I got my first official spam comment today! Does that mean my blog has officially "arrived" on the internet? :)
I will put up a more substantive post later tonight, once I'm at home. However, I did want to note that the angst and worry I've been experiencing these past few weeks has basically disappeared this week. I got a couple of job applications out, and had a relaxing weekend with my partner and some friends. I also talked to my part-time job boss about the benefits that I'll get once I go officially full-time later in the summer, and I'm feeling fairly optimistic that I'm not going to go bankrupt or become homeless while I make this transition, once I lose my connections with the university. It's not a long-term solution, but it's something sustainable for a few months or even a year, until I find something better.
I do have some student loans outstanding (yuck), so I'm going to "enroll" in some Ph.D.-writing credits this fall, just to defer the loans until I find a permanent position. (In other words, I'll be paying the university for absolutely no services). It's not ideal, and at this stage I'd rather be completely free of any connections to the department and Grad U. But at the same time, I have to be practical and do what's best for me in this situation, and deferring my loans for a semester or year is the best decision for me right now.
Along those lines, while you're eagerly waiting with bated breath for my next substantial post (haha), I urge you to go read this post at Anastasia's place.

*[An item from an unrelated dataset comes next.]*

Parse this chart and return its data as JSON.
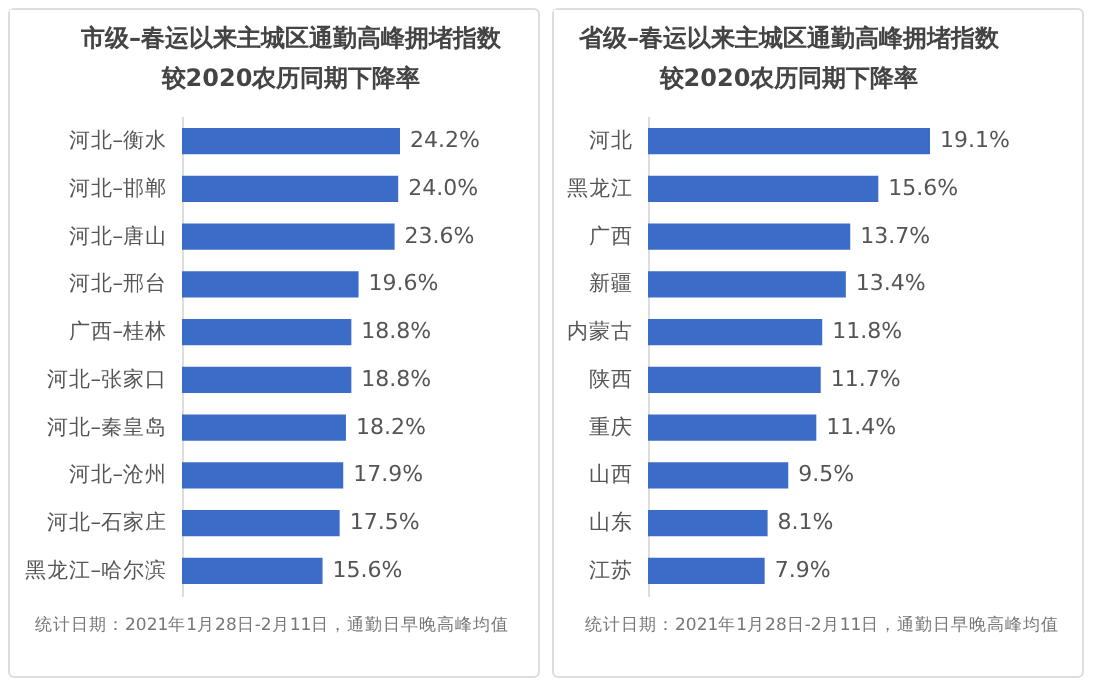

She has good news - she recently landed a full-time teaching gig (with fair pay and benefits!) at a private high school. This fantastic news has been met with some angst by her academic colleagues, who are concerned about what it will mean for her if she cuts all ties with her research and academic life. She has a great outlook on the whole situation that really resonated with me.
Basically, she writes (and I agree) that in academia, we learn early on that we "have to" put up with a whole lot of sh*t in order to be a success ... crappy advisors, poor mental health, no free time or money, emotional harm and disappointment from the negativity of the academic culture. This is just expected - and as she writes, as budding academics we are told that we just "need to learn to put up with sh*t," regardless of how bad it makes us feel. It's just part of the job.
But she goes on to argue that even if this is true - that the academic life carries a bunch of sh*t with it - it does not hold that we have to continue taking sh*t once we don't have to anymore.
For Anastasia, the point where she felt that she didn't have to take it anymore came when she got her Ph.D. Adjuncting for terrible pay and no benefits became the sh*t she didn't have to take, because she had the degree and it gave her options (and likely confidence to make a move). So she packed it in, applied for another job, and got it.
For me, my "I don't have to take it anymore" moment came when I was sitting at my house following an interview for an academic job I did not want, thinking about how miserable I would be if they offered me the job and I would "have" to take it. (Because remember - we "have" to put up with working conditions we don't like as part of the sh*t we "have" to deal with as academics). As I sat there, though, I started to realize (with help from my partner, which I'll describe in detail later) that I didn't have to take a job I didn't want. I had a job to pay my bills while I figured out what I really wanted to do. I had a job I could stand, and live in a city I can stand ... so why the heck would I consider leaving for something that I absolutely knew would make me miserable?? Why was I continuing to chase jobs in geographic areas I'd hate, while chasing down an advisor who would rather walk through fire than meet with me to get me through the program in a timely matter? Suddenly I realized - I didn't have to put up with the sh*t anymore.
Simply put, my part-time job gave me the out I needed. It let me realize that I didn't have to take whatever academia dished out to me, even if it made me miserable. It let me realize that it's possible to have a job where your boss treats you with respect, and where the working hours aren't expected to be 24 hours a day, 7 days a week. It helped me realize that it's possible to see good work rewarded emotionally and financially, rather than having your work constantly criticized and compensated with poverty-level wages.
Basically, the part-time job gave me the confidence (and financial cushion) that I needed to just say "I don't have to take the sh*t anymore," and to give me the courage to look elsewhere for happiness.
It's great to see someone else acknowledging this mindset that I've had for awhile. No longer do I think that I "have to" put up with emotional abuse from advisors or with a system that forces me to beg for funding and continued employment semester after semester.
And I have to say, despite the moments of weakness, it feels great to just say "I'm not putting up with this crap anymore. I'm done." Absolutely great.